The last time the Perseids peaked at about the same time as the new moon was in 2007. In August 2018, the moon will be only 4% illuminated providing another dark sky opportunity.
With a very clear night and the moon rise not expected for several hours, I set up the iOptron SkyTracker to capture images of the Milky Way and Cathedral Rock in Sedona. The star image was 4 minutes in length and shot at ISO 1600. The SkyTracker works well enough that the stars still appear as points with this long-exposure image. A second image was then taken using the same exposure settings but with the tracker turned off in order to get a sharp foreground.

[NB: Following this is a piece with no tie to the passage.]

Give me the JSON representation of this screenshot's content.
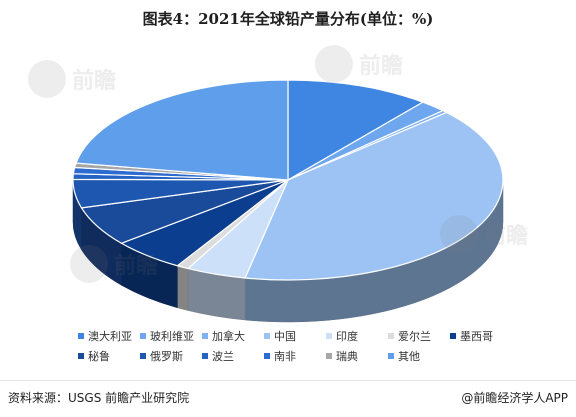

Taking the images was easy. So was the post processing. It turned out that combining and blending the two images was harder than I thought. But the result was worth it.
With the moon well past full combined with very clear and dark skies it was time again to do some night sky astrophotography. On an earlier outing, I had taken a few “exploratory” images of potential targets. It was now time to take some longer exposures.
My first target was Rho Ophiuchi cloud complex, a dark nebula of gas and dust that is close to the star ρ Ophiuchi of the constellation Ophiuchus (and located adjacent to the better known constellation Scorpius).
My tools for the night were a Nikon D700 DSLR (fairly old camera technology by today’s standards), a Nikon 85mm f/1.8 lens (a short telephoto lens that works well for astrophotography), a tripod, and an iOptron SkyTracker equatorial mount for tracking the stars on long exposures.
I took 10 exposures each of 4-minutes duration and then stacked them using the (free) Deep Sky Stacker application. The resulting image was post processed in Photoshop CS6 using Astronomy Tools v1.6.
The result isn’t bad considering I’m still pretty much an amateur at this astrophotography thing. For comparison, check out this amazing version of the Rho Ophiuchi cloud complex at the APOD site.
The next night was almost as clear so I returned again to my viewing location near Mormon Lake. This time, I used an ultra-wide angle lens (16mm). Here you can see the Milky Way rising in the east with Saturn in Scorpio and visible in the center right part of the image. The Rho Ophiuchi cloud complex is also visible to the right of the Milky Way. The glow in the lower right is from the city of Phoenix—located over 150 kilometers to the south.
While capturing these images I was treated to the yipping of coyotes, hooting of owls, and could hear a small herd of elk grazing in a nearby meadow.